5. En premier lieu, en ce qui concerne les frais d'architecte, les requérants demandent, d'une part, l'indemnisation d'une facture no 1 du 19 avril 2010 d'un montant de 2 840,50 euros TTC, correspondant à la consultation des entreprises qui aurait été effectuée en vain au cours des mois de mars et avril 2010. Cependant, si les requérants soutiennent que le retrait illégal du premier permis de construire a rendu inutile cette prestation dès lors qu'ils ont dû réaliser une nouvelle consultation des entreprises en 2015 préalablement à la construction du projet, il résulte de l'instruction que l'inutilité de cette première consultation découle en réalité du choix des requérants de solliciter la délivrance d'un nouveau permis de construire portant sur un projet remanié ainsi que du délai qu'ils ont mis à exécuter ce nouveau permis, dont les travaux n'ont commencé qu'au cours de l'année 2015. D'autre part, si les requérants sollicitent l'indemnisation d'une facture no 2 en date du 22 juin 2010 d'un montant de 1 196 euros, correspondant à la réalisation du " DPC 2 première version ", c'est-à-dire du dossier de permis de construire portant sur le projet remanié, il résulte de l'instruction, et notamment des dates figurant sur les plans de ce nouveau dossier de permis de construire, que ce dernier a été préparé dès le 1er juin 2010, et probablement avant, c'est-à-dire à une date à laquelle la décision du 17 juin 2010 de retrait du permis de construire n'avait pas encore été notifiée aux requérants, pas plus que le courrier du 9 juin 2010, reçu le 14 juin suivant, par lequel le maire de Rezé les a informés de son intention de retirer le premier permis de construire.

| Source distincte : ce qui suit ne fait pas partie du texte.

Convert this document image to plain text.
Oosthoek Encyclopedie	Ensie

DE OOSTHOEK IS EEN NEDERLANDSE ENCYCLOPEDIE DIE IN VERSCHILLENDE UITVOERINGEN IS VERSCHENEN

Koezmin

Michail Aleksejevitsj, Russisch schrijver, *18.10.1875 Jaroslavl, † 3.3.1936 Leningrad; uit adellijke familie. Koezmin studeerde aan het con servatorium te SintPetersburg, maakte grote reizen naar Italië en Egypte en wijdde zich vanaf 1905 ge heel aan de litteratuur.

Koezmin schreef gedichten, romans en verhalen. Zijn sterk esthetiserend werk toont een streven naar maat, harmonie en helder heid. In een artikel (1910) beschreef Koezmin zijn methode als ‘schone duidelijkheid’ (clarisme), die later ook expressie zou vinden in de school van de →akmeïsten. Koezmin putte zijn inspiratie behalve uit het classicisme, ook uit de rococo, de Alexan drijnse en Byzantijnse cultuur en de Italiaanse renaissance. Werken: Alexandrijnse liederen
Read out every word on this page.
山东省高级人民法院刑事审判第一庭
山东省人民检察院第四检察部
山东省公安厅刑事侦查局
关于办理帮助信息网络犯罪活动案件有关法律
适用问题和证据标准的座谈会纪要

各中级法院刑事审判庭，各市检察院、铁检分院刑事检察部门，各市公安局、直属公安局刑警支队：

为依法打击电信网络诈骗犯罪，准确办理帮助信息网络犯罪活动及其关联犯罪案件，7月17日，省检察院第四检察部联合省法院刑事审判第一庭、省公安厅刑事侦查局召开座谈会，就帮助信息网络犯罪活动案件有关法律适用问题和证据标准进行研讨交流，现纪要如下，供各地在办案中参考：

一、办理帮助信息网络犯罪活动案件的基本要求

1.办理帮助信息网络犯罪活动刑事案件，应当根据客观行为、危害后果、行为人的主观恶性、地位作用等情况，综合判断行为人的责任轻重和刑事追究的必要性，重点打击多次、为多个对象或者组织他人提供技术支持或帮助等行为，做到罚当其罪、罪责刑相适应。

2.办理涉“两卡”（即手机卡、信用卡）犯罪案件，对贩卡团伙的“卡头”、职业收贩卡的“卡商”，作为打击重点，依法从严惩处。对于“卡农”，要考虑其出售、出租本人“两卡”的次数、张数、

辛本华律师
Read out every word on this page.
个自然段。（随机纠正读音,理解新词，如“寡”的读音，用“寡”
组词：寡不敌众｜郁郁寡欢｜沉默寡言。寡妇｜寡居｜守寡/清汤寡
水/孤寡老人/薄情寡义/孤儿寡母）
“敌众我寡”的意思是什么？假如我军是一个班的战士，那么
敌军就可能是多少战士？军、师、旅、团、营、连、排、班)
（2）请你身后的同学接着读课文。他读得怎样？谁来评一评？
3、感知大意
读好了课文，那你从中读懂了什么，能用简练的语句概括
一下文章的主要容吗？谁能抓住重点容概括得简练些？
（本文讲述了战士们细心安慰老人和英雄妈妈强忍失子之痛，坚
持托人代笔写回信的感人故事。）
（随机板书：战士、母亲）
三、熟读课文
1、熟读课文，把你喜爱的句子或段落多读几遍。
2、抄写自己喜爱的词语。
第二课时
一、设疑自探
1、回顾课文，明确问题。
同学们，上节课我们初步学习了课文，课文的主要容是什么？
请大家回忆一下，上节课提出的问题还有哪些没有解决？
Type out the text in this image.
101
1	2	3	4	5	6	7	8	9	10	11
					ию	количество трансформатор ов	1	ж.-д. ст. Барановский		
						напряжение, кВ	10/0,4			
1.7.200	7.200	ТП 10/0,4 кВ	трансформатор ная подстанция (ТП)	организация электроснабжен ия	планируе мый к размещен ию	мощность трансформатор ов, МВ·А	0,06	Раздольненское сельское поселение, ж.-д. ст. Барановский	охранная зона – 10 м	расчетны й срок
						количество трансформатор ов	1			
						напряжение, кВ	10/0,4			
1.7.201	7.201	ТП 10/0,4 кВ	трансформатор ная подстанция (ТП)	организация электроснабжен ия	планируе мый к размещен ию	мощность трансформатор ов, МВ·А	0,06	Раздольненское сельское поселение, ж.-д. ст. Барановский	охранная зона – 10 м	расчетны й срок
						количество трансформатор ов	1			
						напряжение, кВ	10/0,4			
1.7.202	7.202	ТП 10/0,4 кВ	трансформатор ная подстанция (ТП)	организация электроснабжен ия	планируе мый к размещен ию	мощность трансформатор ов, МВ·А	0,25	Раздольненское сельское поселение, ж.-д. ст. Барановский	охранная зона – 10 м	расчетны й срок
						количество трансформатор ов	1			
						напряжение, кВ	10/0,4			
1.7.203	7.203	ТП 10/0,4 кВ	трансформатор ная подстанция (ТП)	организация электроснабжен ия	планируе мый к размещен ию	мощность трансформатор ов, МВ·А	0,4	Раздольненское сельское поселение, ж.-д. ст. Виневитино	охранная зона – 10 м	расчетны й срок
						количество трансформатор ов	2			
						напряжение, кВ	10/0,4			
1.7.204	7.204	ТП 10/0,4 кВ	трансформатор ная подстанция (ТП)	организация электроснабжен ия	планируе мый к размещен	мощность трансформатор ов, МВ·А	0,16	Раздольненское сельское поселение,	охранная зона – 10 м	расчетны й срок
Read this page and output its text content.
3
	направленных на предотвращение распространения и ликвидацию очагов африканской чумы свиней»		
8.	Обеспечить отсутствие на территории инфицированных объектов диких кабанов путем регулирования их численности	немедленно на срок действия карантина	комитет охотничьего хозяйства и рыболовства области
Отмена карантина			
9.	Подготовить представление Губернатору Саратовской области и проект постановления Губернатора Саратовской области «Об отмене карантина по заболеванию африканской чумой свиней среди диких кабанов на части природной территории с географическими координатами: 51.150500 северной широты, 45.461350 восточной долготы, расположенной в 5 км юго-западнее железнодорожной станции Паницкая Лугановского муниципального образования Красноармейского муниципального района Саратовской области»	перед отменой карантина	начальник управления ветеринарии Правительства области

Dès lors, les frais d'architecte dont Mme C... et M. A... demandent l'indemnisation ne présentent pas de lien de causalité direct et certain avec l'illégalité du retrait du permis de construire du 17 juin 2010.
6. En deuxième lieu, les requérants ne sont pas davantage fondés à demander l'indemnisation des frais de constat d'huissier qu'ils ont engagé pour justifier de l'affichage de leur second permis de construire du 25 juillet 2011 dès lors qu'une telle prestation n'a pas pour cause directe l'illégalité de l'arrêté du 17 juin 2010, mais le choix des intéressés de solliciter un nouveau permis de construire pour un projet remanié.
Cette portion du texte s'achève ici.